While this might be a film that is meant to be seen on the biggest screen and shot with IMAX cameras, Nolan described the production as "stripped down" and said that "from the technical end — we kind of jumped back to an earlier point in both of our careers, where we had no Steadicam on set, we had no playback or monitors." Since this was, as Nolan says, a "fast and furious and efficient" shoot, then everyone needed to be on their game, and Murphy praised every single actor that was on set for bringing everything to the table. Some of that might be because Oppenheimer used actual scientists as extras.
"I was thinking that it even applied to the extras," Nolan replied to Murphy, saying that everyone drew on this 'massive depth of knowledge' as he called it. "We were in the real Los Alamos, and we had a lot of real scientists as extras. We needed the crowd of extras to give reactions and improvise, and we were getting sort of impromptu, very educated speeches. It was really fun to listen to. You've been on sets where you've got a lot of extras around, and they're more or less thinking about lunch. These guys were thinking about the geopolitical implications of nuclear arms and knew a lot about it. It actually was a great reminder every day of: We have to be really on our game, we have to be faithful to the history here, and really know what we're up to."
Oppenheimer would usually feel like a surefire thing this summer, but between Barbie and Mission: Impossible Dead Reckoning Part One, it might have a harder time tapping into an audience than anyone thinks. Nolan has his dedicated fans, but is that enough, and does this movie have the draw to bring in people who might only see one movie a month when there are so many other options in July? We'll have to see.

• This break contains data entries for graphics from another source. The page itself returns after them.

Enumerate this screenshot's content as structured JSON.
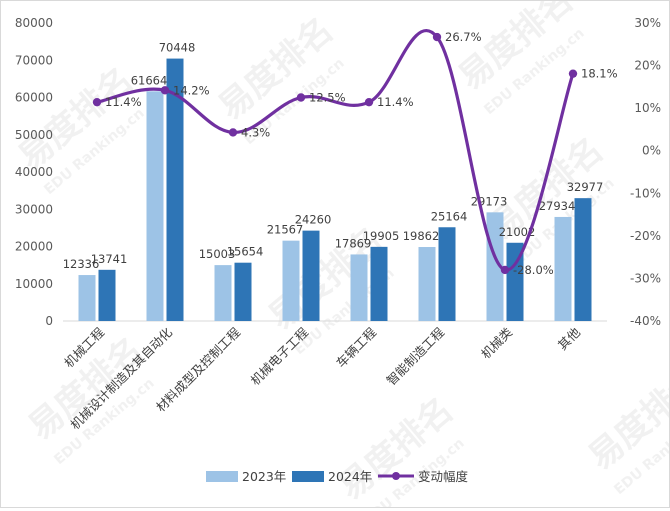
{
  "chart_data": {
    "type": "bar",
    "categories": [
      "机械工程",
      "机械设计制造及其自动化",
      "材料成型及控制工程",
      "机械电子工程",
      "车辆工程",
      "智能制造工程",
      "机械类",
      "其他"
    ],
    "series": [
      {
        "name": "2023年",
        "type": "bar",
        "axis": "left",
        "color": "#9dc3e6",
        "values": [
          12336,
          61664,
          15003,
          21567,
          17869,
          19862,
          29173,
          27934
        ]
      },
      {
        "name": "2024年",
        "type": "bar",
        "axis": "left",
        "color": "#2e75b6",
        "values": [
          13741,
          70448,
          15654,
          24260,
          19905,
          25164,
          21002,
          32977
        ]
      },
      {
        "name": "变动幅度",
        "type": "line",
        "axis": "right",
        "color": "#7030a0",
        "values": [
          11.4,
          14.2,
          4.3,
          12.5,
          11.4,
          26.7,
          -28.0,
          18.1
        ]
      }
    ],
    "point_labels": [
      "11.4%",
      "14.2%",
      "4.3%",
      "12.5%",
      "11.4%",
      "26.7%",
      "-28.0%",
      "18.1%"
    ],
    "y_left": {
      "min": 0,
      "max": 80000,
      "ticks": [
        "0",
        "10000",
        "20000",
        "30000",
        "40000",
        "50000",
        "60000",
        "70000",
        "80000"
      ]
    },
    "y_right": {
      "min": -40,
      "max": 30,
      "ticks": [
        "-40%",
        "-30%",
        "-20%",
        "-10%",
        "0%",
        "10%",
        "20%",
        "30%"
      ]
    },
    "grid": false,
    "legend_position": "bottom",
    "title": "",
    "xlabel": "",
    "ylabel": ""
  },
  "watermark": {
    "text": "易度排名",
    "sub": "EDU Ranking.cn"
  }
}
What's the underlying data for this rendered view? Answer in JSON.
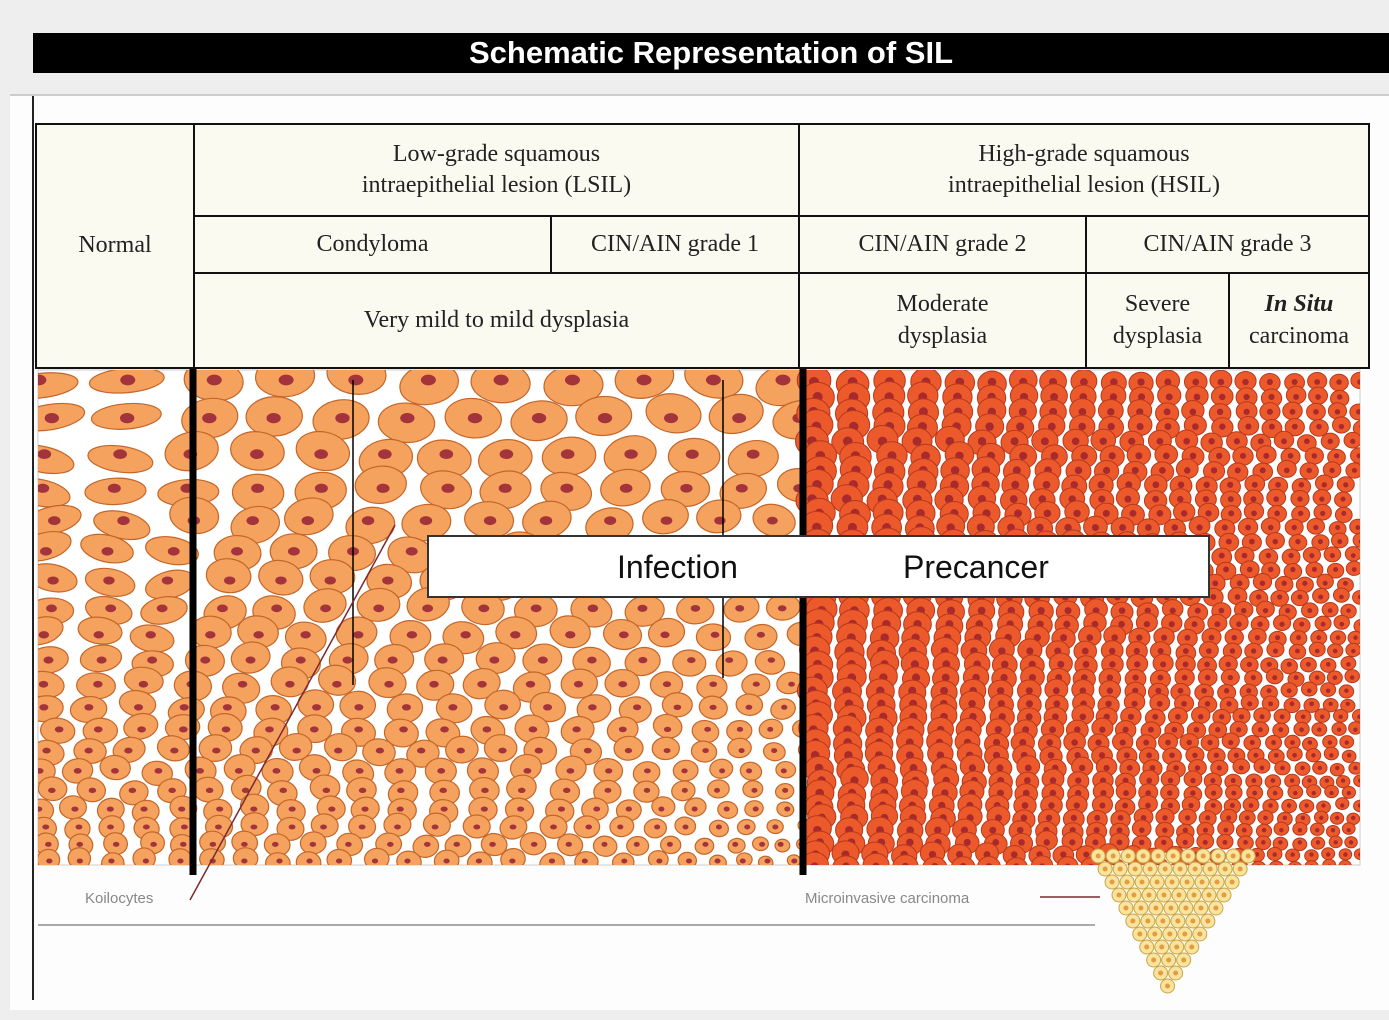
{
  "title": "Schematic Representation of SIL",
  "table": {
    "normal": "Normal",
    "lesions": [
      "Low-grade squamous intraepithelial lesion (LSIL)",
      "High-grade squamous intraepithelial lesion (HSIL)"
    ],
    "grades": [
      "Condyloma",
      "CIN/AIN grade 1",
      "CIN/AIN grade 2",
      "CIN/AIN grade 3"
    ],
    "dysplasia": [
      "Very mild to mild dysplasia",
      "Moderate dysplasia",
      "Severe dysplasia"
    ],
    "in_situ": {
      "emphasis": "In Situ",
      "text": "carcinoma"
    }
  },
  "figure": {
    "koilocytes": "Koilocytes",
    "microinvasive": "Microinvasive carcinoma"
  },
  "overlay": {
    "left": "Infection",
    "right": "Precancer"
  }
}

Oppenheimer: Release Date, Summary, Cast List
Written and directed by Christopher Nolan, Oppenheimer is an IMAX®-shot epic thriller that thrusts audiences into the pulse-pounding paradox of the enigmatic man who must risk destroying the world in order to save it. It will be released in theaters on July 21, 2023.
The film stars Cillian Murphy as J. Robert Oppenheimer and Emily Blunt as his wife, biologist, and botanist Katherine "Kitty" Oppenheimer. Oscar® winner Matt Damon portrays General Leslie Groves Jr., director of the Manhattan Project, and Robert Downey, Jr. plays Lewis Strauss, a founding commissioner of the U.S. Atomic Energy Commission. Academy Award® nominee Florence Pugh plays psychiatrist Jean Tatlock, Benny Safdie plays theoretical physicist Edward Teller, Michael Angarano plays Robert Serber, and Josh Hartnett plays pioneering American nuclear scientist Ernest Lawrence.
Oppenheimer also stars Oscar® winner Rami Malek and reunites Nolan with eight-time Oscar® nominated actor, writer, and filmmaker Kenneth Branagh. The cast includes Dane DeHaan (Valerian and the City of a Thousand Planets), Dylan Arnold (Halloween franchise), David Krumholtz (The Ballad of Buster Scruggs), Alden Ehrenreich (Solo: A Star Wars Story) and Matthew Modine (The Dark Knight Rises).